Photo : Carroll Lewis, « SurréAlice », Musée d’Art Moderne de Strasbourg.

Il faut plus d’une fois pour lire entre les lignes #55

j’aimais ton silence quand je finis de parler
qu’un ange passe 
il souligne ton prénom 
t’autorise
à ne pas prendre l’appel 
ni répondre du tout
j’aime ta démarche quand tu prends au sérieux 
la page blanche 
elle fait le vide autour de toi comme un îlot
dans l’océan de tes questions
j’entends tes vagues
j’aimerais lire ton sens de la marche
refaire le film sous-titrer le muet
et applaudir 
au moment du baiser

Photo : Pablo Picasso, « Femme assise lisant », 1899.

Il faut plus d’une fois pour un conte de fée #8

chaque paysage a sa carte postale intacte 
et la tienne disait ton retour 
dans les montagnes 
où la profondeur du lac éteint tous les cris 
j’aurais beau t’appeler tu ne m’entendras pas 
seuls les arbres donnent une discrète 
indication 
de la cime et retournent s’affoler dans le vent
le silence de la solitude m’a envahie 
en arrivant au sommet je l’ai accueilli
et t’ai envoyé ce bouquet 
sans autre mot

Photo : David Hockney, « Mont Fuji and flowers », 1972.

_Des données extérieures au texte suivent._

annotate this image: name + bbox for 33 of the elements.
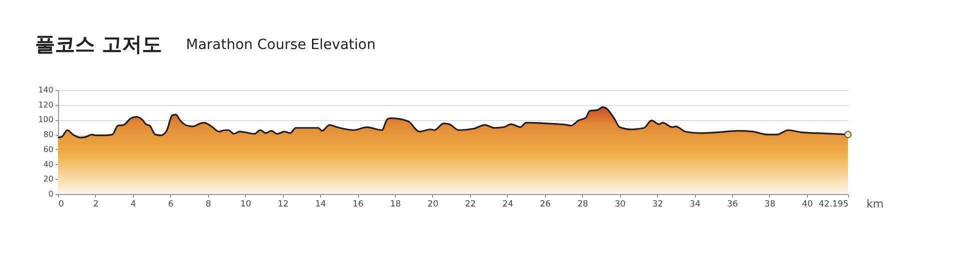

Son île à elle, ses ailes à lui #87

il faut plus d’une fois pour défaire toutes les autres
j’ai dénoué ce feu et je n’en veux pas d’autre
il y a dans nos nœuds l’idée d’éternité
à devoir cliver mer et île
force fragile
nous pourrions nous noyer
sans retrouver le fil
que tu as initié
à tes risques
mon péril
l’écriture saura-t-elle le meilleur retenir
l’écriture restera cette autre à définir 

Photo : Alexander Calder, « Homme tigre et homme rouge », 1965.

Son île à elle, ses ailes à lui #76

ce qui passe dans le ciel entre la nuit et le jour s’il y passait ses ailes 
pour me dire bonjour 
j’y verrais un personnage entre rouge et noir scandant ses pas le regard 
fier dans les étoiles
deux billes noires rusées amusées par le vent tout et ce qui pourrait 
la distraire d’elle-même
il faisait si sombre par certaines journées dites-moi comment sa page
éclairée de blanc
éveille l’envie de mille soleils pour que le bleu sans prévenir se mette à 
chanter en silence
racontez-moi comment le noir le soir venu fait scintiller ses pupilles 
l’ouvrage terminé

Photo : Joan Miro, « Personnage dans la nuit », 1974.